Donc j’allais me mettre au travail quand elle est entrée sans sonner et sans donner plus d’explication. De toute façon, avec la musique, je n’aurais rien entendu. Elle a jeté son sac dans l’entrée et m’a tendu un sourire. Le même qu’elle me tendait en douce parfois quand Henry avait son compte d’alcool, d’informatique et de rêves avortés. Ce n’était pas la Françoise habituelle. Non, c’était une Françoise élégante qui revenait du travail et avait décidé de faire une halte chez moi. Je poussais un peu le bordel qui régnait en maître sur la table basse et lui proposait immédiatement un café cependant qu’elle coupait la chique à Iggy. Françoise n’aimait pas le hard-rock et préférait sans vergogne le trip-hop et Portishead en particulier. Enfin, elle dénicha le premier album de Massive Attack dans ma discothèque et après avoir ôté sa veste, elle se cala dans le canapé en s’allumant une cigarette. Ses jambes à peine croisées laissaient entrevoir subrepticement le haut de ses cuisses blanches et c’eut été un péché que de regarder ailleurs. En bon garçon, je tentais quand même de meubler en sortant quelques banalités de rigueur, mais elle ne fut pas dupe. Nous étions au bord de l’abîme et c’était très précisément ce qu’elle voulait. Sans un mot, d’un geste lent et infini, elle se leva, se dressa contre moi et passa sa main dans mes cheveux en pétard. Je pensais à Henry. C’était un type bien et il ne méritait pas ça. Mais j’étais un salopard et Françoise le savait. Elle a très doucement dégrafé son chemisier rose. La peau blanche et lisse de son ventre tendu est apparue peu à peu, haletante. Les effluves de son parfum finissaient d’embraser l’atmosphère. J’ai fait glisser mes doigts sous son soutien-gorge,  dégageant ses petits seins roses avant de les avaler à pleine bouche et de mettre en pièce tout ce qui obstruait la progression du plaisir. Puis elle a glissé sur le canapé, couchée sur le ventre, les reins cambrés, fesses offertes, après que je sois venu à bout de sa petite culotte en dentelle mauve. Là, sans une once de culpabilité, j’ai pris tout le plaisir qu’elle me tendait.

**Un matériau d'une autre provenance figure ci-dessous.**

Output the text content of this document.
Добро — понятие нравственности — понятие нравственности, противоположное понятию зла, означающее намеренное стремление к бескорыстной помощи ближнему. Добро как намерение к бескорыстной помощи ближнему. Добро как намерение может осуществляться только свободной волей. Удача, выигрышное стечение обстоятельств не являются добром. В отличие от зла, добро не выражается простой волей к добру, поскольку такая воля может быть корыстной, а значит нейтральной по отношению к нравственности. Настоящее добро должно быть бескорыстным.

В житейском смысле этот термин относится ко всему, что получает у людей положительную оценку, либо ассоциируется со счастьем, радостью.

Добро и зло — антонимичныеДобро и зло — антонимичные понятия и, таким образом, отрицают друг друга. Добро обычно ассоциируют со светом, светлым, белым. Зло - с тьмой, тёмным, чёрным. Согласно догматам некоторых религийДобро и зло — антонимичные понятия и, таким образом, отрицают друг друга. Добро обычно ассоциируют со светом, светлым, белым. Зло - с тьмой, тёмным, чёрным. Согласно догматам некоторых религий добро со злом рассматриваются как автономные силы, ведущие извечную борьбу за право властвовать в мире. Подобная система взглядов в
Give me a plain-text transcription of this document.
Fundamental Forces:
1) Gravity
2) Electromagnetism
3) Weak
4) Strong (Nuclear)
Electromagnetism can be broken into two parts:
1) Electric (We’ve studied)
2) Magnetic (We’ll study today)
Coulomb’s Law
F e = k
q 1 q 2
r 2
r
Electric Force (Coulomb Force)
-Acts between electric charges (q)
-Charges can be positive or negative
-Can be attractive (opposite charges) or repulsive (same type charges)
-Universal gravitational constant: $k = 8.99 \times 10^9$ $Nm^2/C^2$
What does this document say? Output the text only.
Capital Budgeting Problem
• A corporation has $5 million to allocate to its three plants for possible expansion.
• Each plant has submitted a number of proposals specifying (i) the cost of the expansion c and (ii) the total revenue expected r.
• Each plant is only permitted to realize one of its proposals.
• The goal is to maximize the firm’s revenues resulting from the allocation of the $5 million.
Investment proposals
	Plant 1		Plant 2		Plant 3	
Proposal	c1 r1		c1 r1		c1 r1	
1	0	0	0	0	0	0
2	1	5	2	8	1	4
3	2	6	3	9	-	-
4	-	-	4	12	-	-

Vers cinq heures, elle se rhabilla sommairement, m’embrassa sur le front et reprit le cours normal de sa vie comme si de rien n’était, comme s’il n’était rien arrivé. Heureusement, elle prit soin d’oublier sa pince à cheveux et c’était là une preuve bien tangible que je n’avais pas rêvé, que ce n’était pas un mirage. Je restais sonné bien longtemps après qu’elle eut quitté la pièce. En partant, elle avait laissé un vide immense derrière elle. Comme si d’un coup, les steppes d’Asie centrale avaient déballé leurs solitudes dans mon salon. J’ai tenté de remettre Iggy dans le lecteur C.D , mais rien n’y faisait. Il s’ébrouait dans le vide. Dans le silence de la nuit qui s’avançait,  allongé sur le canapé, je tentais encore de garder le contact avec l’ombre de sa présence. Je vais vous dire, mes articles, ma situation désastreuse et même le reste du monde pouvaient bien aller se faire foutre. Dans la pénombre, quelque part en moi, la vie souriait à pleine dent.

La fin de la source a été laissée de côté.